Ohadata J-09-36
VOIES D’EXECUTION - VENTE - BIENS COMMUNS - DIVORCE - PARTAGE OU LIQUIDATION DES BIENS DE LA COMMUNAUTE (NON) - INDIVISION - IMPOSSIBILITE DE MISE EN VENTE AVANT LE PARTAGE OU LA LIQUIDATION (OUI)
La part indivise ne pouvant, aux termes de l’article 249 de l’Acte uniforme portant voies d’exécution, être mise en vente avant le partage ou la liquidation que peuvent provoquer les créanciers d’un indivisaire, la Cour d’Appel, en infirmant le jugement d’adjudication, n’a pas violé les articles 77 et 85 de la loi relative au mariage, dès lors que le partage ou la liquidation des meubles litigieux qui sont et demeurent communs et indivis n’étaient pas intervenus, alors même qu’ils pouvaient être provoqués par le créancier poursuivant.

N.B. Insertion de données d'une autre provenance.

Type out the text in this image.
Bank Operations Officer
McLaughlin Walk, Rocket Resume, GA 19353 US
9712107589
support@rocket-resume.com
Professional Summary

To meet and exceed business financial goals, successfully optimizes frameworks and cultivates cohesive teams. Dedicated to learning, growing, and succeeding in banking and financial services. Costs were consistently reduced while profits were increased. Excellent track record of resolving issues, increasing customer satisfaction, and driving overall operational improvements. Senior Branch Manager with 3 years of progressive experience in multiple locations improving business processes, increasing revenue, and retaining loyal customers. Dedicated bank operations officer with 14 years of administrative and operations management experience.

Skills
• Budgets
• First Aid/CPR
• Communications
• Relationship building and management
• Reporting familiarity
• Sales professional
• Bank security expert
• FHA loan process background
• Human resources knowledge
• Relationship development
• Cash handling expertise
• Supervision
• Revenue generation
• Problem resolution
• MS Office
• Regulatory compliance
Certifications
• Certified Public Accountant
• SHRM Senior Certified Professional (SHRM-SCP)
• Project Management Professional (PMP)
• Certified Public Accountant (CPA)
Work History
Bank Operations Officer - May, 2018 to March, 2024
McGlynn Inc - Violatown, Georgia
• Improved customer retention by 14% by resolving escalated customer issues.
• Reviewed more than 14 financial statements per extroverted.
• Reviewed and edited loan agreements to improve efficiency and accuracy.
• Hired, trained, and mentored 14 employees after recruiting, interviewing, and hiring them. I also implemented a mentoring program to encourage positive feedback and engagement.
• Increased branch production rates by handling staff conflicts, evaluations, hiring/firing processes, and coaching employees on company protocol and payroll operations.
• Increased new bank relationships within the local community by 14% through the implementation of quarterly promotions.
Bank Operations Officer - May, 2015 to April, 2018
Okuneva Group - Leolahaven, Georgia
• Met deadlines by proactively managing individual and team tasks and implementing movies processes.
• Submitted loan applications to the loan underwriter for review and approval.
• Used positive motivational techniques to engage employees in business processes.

Cour Commune de Justice et d’Arbitrage (C.C.J.A.) 2ème Chambre, Arrêt n° 025 du 30 avril 2008 Affaire : Société Générale de Banques en Côte d’Ivoire dite SGBCI c/ Madame K. – Monsieur K. Le Juris-Ohada n° 2 – Avril - Mai - Juin 2008, p. 31. Le recueil de jurisprudence de la CCJA, n° 11, janvier-juin 2008, p. 61.
Sur le pourvoi enregistré le 09 septembre 2005
Au greffe de la Cour de céans sous le n° 043/2005/PC et formé par la SCPA DOGUE-ABBE YAO & Associés, Avocats à la Cour, 01 BP 174 Abidjan 01, agissant au nom et pour le compte de la Société Générale de Banques en Côte d’Ivoire dite SGBCI, dont le siège social est à Abidjan Plateau 5-7, avenue Joseph Anoma, 01 BP 1355 Abidjan 01, dans la cause qui oppose celle-ci à Madame K. domiciliée à Abidjan, Cocody Danga nord, lot n° 91, îlot 19, ayant comme Conseil Maître ESSYN’GATTA, Avocat à la Cour, demeurant à Abidjan, 28, boulevard Angoulvant, immeuble le Fromager, 04 BP 3060 Abidjan 04, et Monsieur K. ayant comme Conseils la SCPA E.K.D.B, Avocats à la Cour, demeurant à Abidjan Cocody les II Plateaux, rue des Jardins, Sainte Cécile, 25 BP 1592 Abidjan 25, en cassation de l’Arrêt n° 391 rendu le 1er avril 2005 par la Cour d’Appel d’Abidjan, et dont le dispositif est le suivant :
« Vu l’arrêt avant-dire droit n° 94 du 21 janvier 2005 de la Cour d’Appel de ce siège ; Vu l’ordonnance de clôture de mise en état du 17 mars 2005 ; - Déclare K. bien fondée en son appel relevé des jugements civils n° 278 et 347 rendus les 16 juin et 07 juillet 2003 ; - Infirme lesdits jugements ; Statuant à nouveau, - Constate que les biens litigieux sont insaisissables ; - Annule par conséquent, la vente intervenue ; - Rejette comme mal fondées, les demandes de la SGBCI ; - Condamne la SGBCI aux dépens. »
La requérante invoque à l’appui de son pourvoi, les deux moyens de cassation tels qu’ils figurent à la requête annexée au présent arrêt.